Emsal Mahkeme Kararı İstanbul 2. Asliye Ticaret Mahkemesi 2022/16 E. 2022/420 K. 30.05.2022 T.

Görüntülediğiniz mahkeme kararı henüz kesinleşmemiştir. Yararlı olması amacıyla eklenmiştir.

T.C.
İSTANBUL
2. ASLİYE TİCARET MAHKEMESİ

ESAS NO : 2022/16 Esas
KARAR NO : 2022/420

DAVA : İtirazın İptali (Genel Kredi Sözleşmesinden Kaynaklanan)
DAVA TARİHİ : 15/07/2010
KARAR TARİHİ : 30/05/2022

Mahkememizin 2010/494 E 2012/282 K sayılı kararının Yargıtay (Kapatılan) 19.HD’nin 2017/1623 Esas 2019/544 Karar sayılı ilamıyla bozulması üzerine Mahkememizin 2022/16 Esasına kaydedilen İtirazın İptali davasının yapılan açık yargılaması sonunda,
GEREĞİ DÜŞÜNÜLDÜ:
Davacı (temlik eden )vekili dava dilekçesinde özetle; müvekkili banka ile davalı şirket arasında imzalanan Genel Kredi Sözleşmesine diğer davalıların müteselsil kefil sıfatıyla imza attıklarını, borcun ödenmemesi üzerine davalılara 30.10.2007 tarihli ihtarname gönderildiğini, ihtarname sonuç vermeyince … 12.İcra Müdürlüğü’nün … sayılı dosyasından icra takibi yapıldığını, bu takip nedeniyle icra dosyasına kısmi ödeme yapılıp kalan kısma itiraz edildiğini, itiraz edilen kısımla ilgili … 2.Sulh Hukuk Mahkemesinin …Esas sayılı dosyasında devam eden itirazın iptali davası bulunduğunu, teminat mektubu komisyonları yönünden oluşan alacak için ise işbu davanın konusu olan … 13.İcra Müdürlüğü’nün … sayılı dosyasından ayrı bir icra takibi başlatıldığını, bu icra takibine de haksız olarak itiraz edildiğini öne sürerek, itirazın iptali ile davalılar aleyhine % 40 icra inkar tazminatına karar verilmesini talep ve dava etmiştir.
Davalı … vekili cevap dilekçesinde özetle; 12/03/2008 tarihine kadar olan taleplerin … 2. Sulh Hukuk Mahkemesinin … sayılı dosyası ile hüküm altına alındığını, buradaki talebin bundan sonrası için olması gerektiğini, alacağın fazlası ile ödenmiş olacağını belirterek, davanın reddine, davacı aleyhine %40 kötü niyet tazminatına, yargılama giderleri ile vekalet ücretinin karşı taraftan tahmiline karar verilmesini talep etmiştir.
Usulüne uygun tebligata rağmen diğer davalılar tarafından cevap dilekçesi sunulmamıştır.
DELİLLER VE GEREKÇE:
Dava, genel kredi sözleşmesinden kaynaklanan nakdi alacak talebiyle, asıl borçlu ve müteselsil kefiller aleyhine başlatılan ilamsız takibe itirazın iptali istemine ilişkindir.
… 13.İcra Müdürlüğü’nün … sayılı takip dosyası celbedilerek incelenmiştir.

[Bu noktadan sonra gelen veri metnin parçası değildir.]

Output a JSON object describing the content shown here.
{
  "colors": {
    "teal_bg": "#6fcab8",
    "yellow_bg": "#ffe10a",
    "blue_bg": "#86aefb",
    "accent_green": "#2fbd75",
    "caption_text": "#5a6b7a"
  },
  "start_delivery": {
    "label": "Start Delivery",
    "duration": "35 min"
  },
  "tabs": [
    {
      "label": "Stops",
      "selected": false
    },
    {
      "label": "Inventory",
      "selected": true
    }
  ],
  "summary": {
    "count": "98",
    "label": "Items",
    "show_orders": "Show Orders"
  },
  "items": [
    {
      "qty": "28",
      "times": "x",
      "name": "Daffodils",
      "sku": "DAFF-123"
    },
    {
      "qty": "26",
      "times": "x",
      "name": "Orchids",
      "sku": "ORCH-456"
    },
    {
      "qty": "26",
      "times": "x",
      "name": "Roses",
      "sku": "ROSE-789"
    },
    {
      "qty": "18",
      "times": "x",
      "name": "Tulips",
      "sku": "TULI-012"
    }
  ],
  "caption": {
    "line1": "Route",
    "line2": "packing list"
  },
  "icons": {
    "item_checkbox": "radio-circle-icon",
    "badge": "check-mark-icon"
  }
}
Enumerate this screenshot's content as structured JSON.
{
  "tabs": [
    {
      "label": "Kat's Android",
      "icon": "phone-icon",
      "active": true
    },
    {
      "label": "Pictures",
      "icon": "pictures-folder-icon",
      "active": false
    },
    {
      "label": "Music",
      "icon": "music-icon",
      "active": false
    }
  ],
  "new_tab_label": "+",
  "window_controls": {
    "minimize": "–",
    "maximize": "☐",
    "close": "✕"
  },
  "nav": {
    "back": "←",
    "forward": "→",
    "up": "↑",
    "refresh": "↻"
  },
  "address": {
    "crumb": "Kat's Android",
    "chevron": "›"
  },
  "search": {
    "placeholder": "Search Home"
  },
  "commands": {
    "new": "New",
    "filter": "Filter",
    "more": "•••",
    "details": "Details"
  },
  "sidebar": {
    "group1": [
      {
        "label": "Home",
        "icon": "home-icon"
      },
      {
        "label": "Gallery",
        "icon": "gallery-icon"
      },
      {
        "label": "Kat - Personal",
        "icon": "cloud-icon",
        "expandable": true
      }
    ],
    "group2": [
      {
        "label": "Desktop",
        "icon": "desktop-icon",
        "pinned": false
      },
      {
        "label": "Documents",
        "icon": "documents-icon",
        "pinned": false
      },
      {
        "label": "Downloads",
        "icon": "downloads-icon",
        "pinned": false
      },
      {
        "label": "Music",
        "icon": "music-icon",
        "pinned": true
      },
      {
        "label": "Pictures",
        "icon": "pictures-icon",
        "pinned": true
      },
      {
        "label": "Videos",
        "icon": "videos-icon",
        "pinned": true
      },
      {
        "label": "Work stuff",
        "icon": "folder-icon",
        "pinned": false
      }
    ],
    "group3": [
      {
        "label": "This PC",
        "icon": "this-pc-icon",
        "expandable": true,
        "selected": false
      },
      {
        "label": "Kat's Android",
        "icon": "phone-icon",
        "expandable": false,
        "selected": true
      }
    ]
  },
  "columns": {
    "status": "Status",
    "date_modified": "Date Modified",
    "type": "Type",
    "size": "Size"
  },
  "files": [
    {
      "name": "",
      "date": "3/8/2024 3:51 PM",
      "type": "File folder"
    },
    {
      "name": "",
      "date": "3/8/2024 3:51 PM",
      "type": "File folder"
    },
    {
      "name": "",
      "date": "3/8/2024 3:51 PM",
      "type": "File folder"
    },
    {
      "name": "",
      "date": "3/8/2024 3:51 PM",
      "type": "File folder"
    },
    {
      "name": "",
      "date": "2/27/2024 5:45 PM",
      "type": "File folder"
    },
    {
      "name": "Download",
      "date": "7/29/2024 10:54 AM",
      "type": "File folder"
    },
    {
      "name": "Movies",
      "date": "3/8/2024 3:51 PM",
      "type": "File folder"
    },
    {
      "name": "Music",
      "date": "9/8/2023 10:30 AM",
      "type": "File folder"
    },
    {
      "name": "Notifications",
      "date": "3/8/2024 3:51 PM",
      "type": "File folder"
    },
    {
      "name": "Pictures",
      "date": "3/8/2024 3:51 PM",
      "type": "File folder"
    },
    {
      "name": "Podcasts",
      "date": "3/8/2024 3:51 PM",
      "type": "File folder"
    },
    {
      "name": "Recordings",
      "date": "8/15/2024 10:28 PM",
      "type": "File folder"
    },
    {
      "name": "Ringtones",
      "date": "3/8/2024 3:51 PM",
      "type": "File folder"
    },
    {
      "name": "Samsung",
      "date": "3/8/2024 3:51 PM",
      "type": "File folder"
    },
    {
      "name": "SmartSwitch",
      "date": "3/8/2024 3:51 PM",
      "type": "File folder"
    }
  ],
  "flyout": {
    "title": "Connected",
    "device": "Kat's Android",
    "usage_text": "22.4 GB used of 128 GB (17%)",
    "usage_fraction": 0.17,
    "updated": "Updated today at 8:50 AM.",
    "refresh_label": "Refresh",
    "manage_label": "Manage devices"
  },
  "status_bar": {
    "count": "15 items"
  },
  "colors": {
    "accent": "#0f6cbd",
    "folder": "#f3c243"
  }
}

Davalılar hakkında 8.491,20.TL ‘nin , 5.199,70.TL ‘lik kısmına 23.11.2009 ‘dan itibaren işletilecek % 87,5 temerrüt faizi ve faizin gider vergisi ile birlikte tahsili için takip başlatıldığı, davalıların yasal süresi içerisinde borca itirazları ile takibin durduğu, davalıların itirazlarından daha önce … 12.İcra Müdürlüğü’nün … sayılı dosyasından yapılan takip nedeniyle borcun fazlası ile ödendiğinin belirtildiği, itiraz ve takibin durması üzerine itirazın iptali davasının süresinde açıldığı anlaşılmıştır.
Davalıların delil olarak gösterdiği … 12.İcra Müdürlüğü’nün … sayılı takip dosyası, dosyada yapılan tüm tahsilatların ve en son kapak hesabını gösterir şekilde getirtilerek dosyamıza eklenmiştir. Sözkonusu dosyada, daha sonraki icra takibini etkileyecek şekilde herhangi bir fazla tahsilatın yapılmadığı anlaşılmıştır.
Mahkememizin 2010/494 E dosyasıyla açılan davada yapılan yargılama sırasında, davacı vekilince alacağa dayanak Genel Kredi Sözleşmesi, teminat mektubu fotokopisi, davalılara gönderilen ihtarname ve tebliğ şerhleri ile faiz talebine ilişkin belgeler dosyaya sunulmuş ve incelenmiş, dosya kapsamı ile banka kayıtları üzerinde bankacılık finans uzmanı bilirkişi incelemesi yaptırılarak kök ve ek raporlar alınmıştır.
Mahkememizin 2010/494 E 2012/282 K sayılı kararıyla;
“Dosya kapsamı ve banka kayıtları üzerinde bilirkişi incelemesi yaptırılarak 05.07.2011 tarihli rapor alınmıştır. Bu rapora davacı vekili ile davalı … vekilinin itirazları nedeniyle ve raporun dosya kapsamına uygun düşmemesi nedeniyle mahkememizin 09.12.2011 tarihli ek ara kararı doğrultusunda, daha önceki icra takibinde Kasım 2017 tarihine kadar teminat mektubu devre komisyonları da talep edilmiş olduğu gözetilerek, sonraki dönem için devre komisyonları ve faizlerinin denetime elverişli hesabı yönünden 10.02.2012 tarihli ek rapor alınmıştır.
Dosyaya sunulan deliller ve düzenlenen bilirkişi raporlarından anlaşıldığı üzere; davacı banka ile davalı şirket arasında 20.06.1995 tarihli 2.500,00.TL limitli Genel Kredi Sözleşmesi imzalanmış olup, diğer davalılar da bu sözleşmeyi müteselsil kefil sıfatıyla imzaladıklarından borçtan sorumludurlar. Bu sözleşme nedeniyle davalı şirkete 01.04.1994 tarihinde muhatabı … olan 210,00.TL bedelli teminat mektubu verilerek kullandırılmıştır. Teminat mektubu 12.05.2010 tarihi itibariyle iade edilmiştir.
Teminat mektubunun işi bittiğinde çıkış işlemlerini ve bankaya iadesini gerçekleştirme sorumluluğu krediyi kullanan borçluya aittir. Teminat mektupları garanti akdi niteliğinde olup, teminat mektubunu düzenleyen banka, lehtar ile muhatap arasındaki hukuki ilişkinin dışındadır. Teminat mektuplarının mer’i olduğu dönemlere ilişkin davacı bankanın sözleşme kapsamında davalıdan komisyon talep etme hakkı mevcuttur.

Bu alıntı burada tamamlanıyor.